Bitso. The Mexican unicorn and one of the largest exchanges in the continent, with operations in Mexico, Brazil, Colombia, and Argentina, made its second wave of layoffs this week after having dismissed 80 employees in May. The news came from former employees communicating their layoffs on social media networks. The Brazilian media Portal Do Bitcoin reported that it would be about 100 people, considering only its offices in Brazil and Mexico. Later, the company issued a statement without giving further details and claiming “appropriate structural adjustments” and that it intends to continue being a regional leader. According to unidentified sources quoted by Bloomberg Linea, the layoffs are due to the global crisis in the crypto world in recent weeks sparked by the FTX case. 

Wildlife Studios. The Brazilian mobile video game company, also a unicorn, valued at US$3 billion and backed by funds such as Benchmark, laid off 20% of its staff this week, which according to its website, was more than 800 employees. The company confirmed the news, although it specified that the layoffs affected its non-mobile gaming projects. “We have halted our initiatives outside of the mobile gaming space to focus more on what has made the company successful, game development,” they stated. 

Plerk. The Mexican corporate employee benefits startup, which had a US$12 million Series A in August, laid off about 40% of its staff this week, as revealed by one of its founders, Miguel Medina, in a LinkedIn post. He wrote that it was “one of the hardest decisions, but I’m sure it’s the right thing to do for Plerk” and that 2023 is shaping up to be a complicated year for raising capital. “All of us founders are optimizing runway, so we don’t rely on outside investment next year,” he said.

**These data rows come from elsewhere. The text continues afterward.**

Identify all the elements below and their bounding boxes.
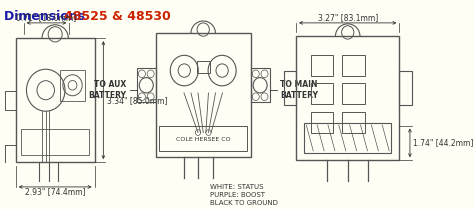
Bar [310,83,333,104]
Text: WHITE: STATUS
PURPLE: BOOST
BLACK TO GROUND: WHITE: STATUS PURPLE: BOOST BLACK TO GRO… [210,184,278,206]
Text: 3.34" [85.0mm]: 3.34" [85.0mm] [107,96,167,105]
Bar [21,129,89,155]
Bar [296,36,400,160]
Bar [159,126,247,151]
Bar [342,83,365,104]
Bar [156,33,250,157]
Bar [342,112,365,133]
Bar [5,90,16,110]
Text: COLE HERSEE CO: COLE HERSEE CO [176,137,230,142]
Text: TO AUX
BATTERY: TO AUX BATTERY [88,80,126,101]
Bar [60,70,85,101]
Bar [310,112,333,133]
Text: 1.74" [44.2mm]: 1.74" [44.2mm] [413,138,474,147]
Text: TO MAIN
BATTERY: TO MAIN BATTERY [280,80,318,101]
Bar [197,61,210,73]
Bar [400,71,412,105]
Text: 3.27" [83.1mm]: 3.27" [83.1mm] [318,13,378,22]
Bar [137,68,156,102]
Bar [304,123,391,153]
Bar [342,55,365,76]
Bar [310,55,333,76]
Bar [284,71,296,105]
Text: 48525 & 48530: 48525 & 48530 [64,10,171,23]
Text: 2.93" [74.4mm]: 2.93" [74.4mm] [25,187,85,196]
Bar [250,68,270,102]
Text: 0.71" [18.0mm]: 0.71" [18.0mm] [17,13,77,22]
Bar [16,38,95,162]
Text: Dimensions: Dimensions [3,10,89,23]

The runway is the amount of cash startups must have to survive a certain amount of time. 

Ualá. The Argentine personal finance fintech laid off 53 people in the region, CEO Pierpaolo Barbieri said on social media, where he implies that it is due to the “hyper-growth” of the company this year, which bought three companies and reached 1550 employees across the region. “These acquisitions created great opportunities, as well as duplicate positions and other operational inefficiencies,” he said.

Kavak. The layoffs at this Mexican unicorn with a region-wide presence have been coming for two weeks. They began in Mexico, Brazil, Chile, and Peru, and this week it was the turn of its office in Argentina, where around 200 employees were reportedly laid off. In mid-November, cuts had been made throughout the region, although their extent is difficult to establish due to the company’s secrecy in this matter. Bloomberg Línea reported that the reduction of personnel would have been due to the recommendation of the consulting firm McKinsey. 

Lemon Cash. “Today, I have some sad news to share with you, news that no entrepreneur wants to give. I decided to reduce the size of our team by 38%”. So begins a post by Marcelo Cavazzoli, CEO and founder of this digital wallet for fiat and crypto money, one of the pioneers in LatAm in this area. There, he said that it was due to the recession and that it was “the right decision to make the company sustainable without the need for new investments in the coming years”. He dismissed that it had anything to do with the FTX case and clarified that it was no longer part of his investment portfolio.